I agree that the diagnose parameter loses much of its utility in cases like this. I had similar thoughts to yours about the truncated lines appearing the standard traceback. I never realized it could be fixed actually. The current implementation of the diagnose option has been made by copying the classical traceback formatting, but it's not a limitation per se. Surely we can move away from the default implementation and introduce our own improvements.

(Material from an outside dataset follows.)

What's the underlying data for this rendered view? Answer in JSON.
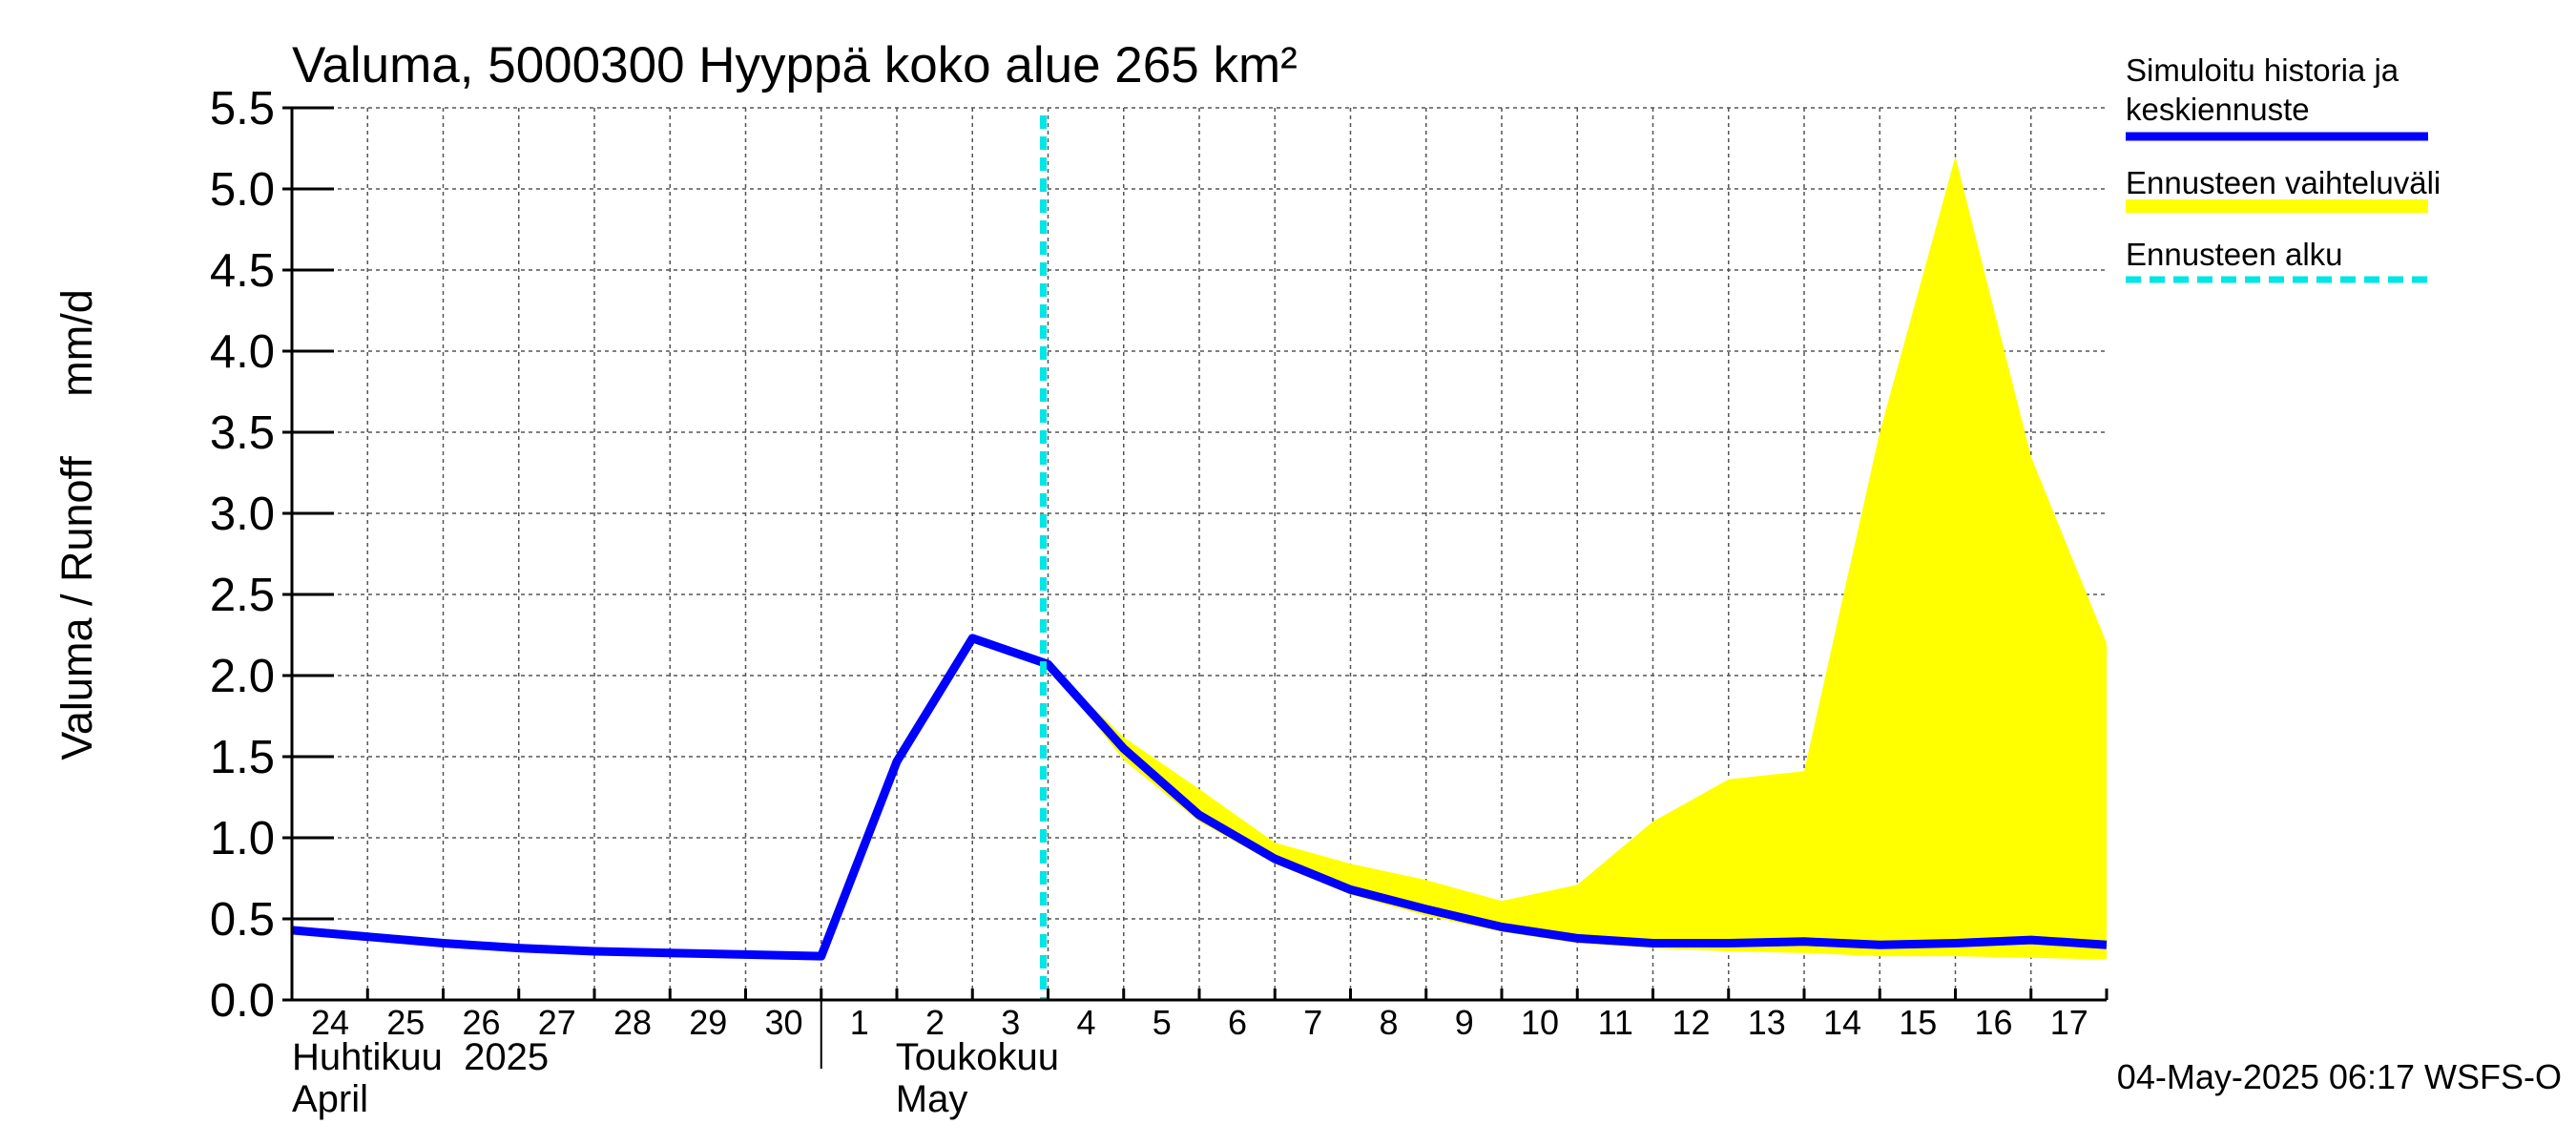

It will probably require refactoring a bit the current parser to iterate lines and detect the end of the expression. It will be interesting to learn from Pytest which seems to handle this kind of case very well:

____________________________ test_1 _____________________________

    def test_1():
>       1 / \
        0
E       ZeroDivisionError: division by zero


test.py:2: ZeroDivisionError
____________________________ test_2 _____________________________

    def test_2():
>       foo(
            a,
            b,
        )
E       NameError: name 'foo' is not defined


test.py:6: NameError

A more challenging question will be how to display the values on multiple lines, as the decorative arrows ( and ) will no longer be able to access the upper lines. :thinking:

Anyway, that would be a welcome improvement, I'll try to think about it.

Delgan avatar Feb 26 '22 17:02 Delgan

@Delgan , thank you very much for looking into this! Regarding the decorative arrows, perhaps a flag to disable them and instead provide a table of variables and their values after the traceback statement? It actually might prove helpful to some people even with single-line tracebacks, as the decorative arrows can get a bit muddled up if the terminal width is small anyway.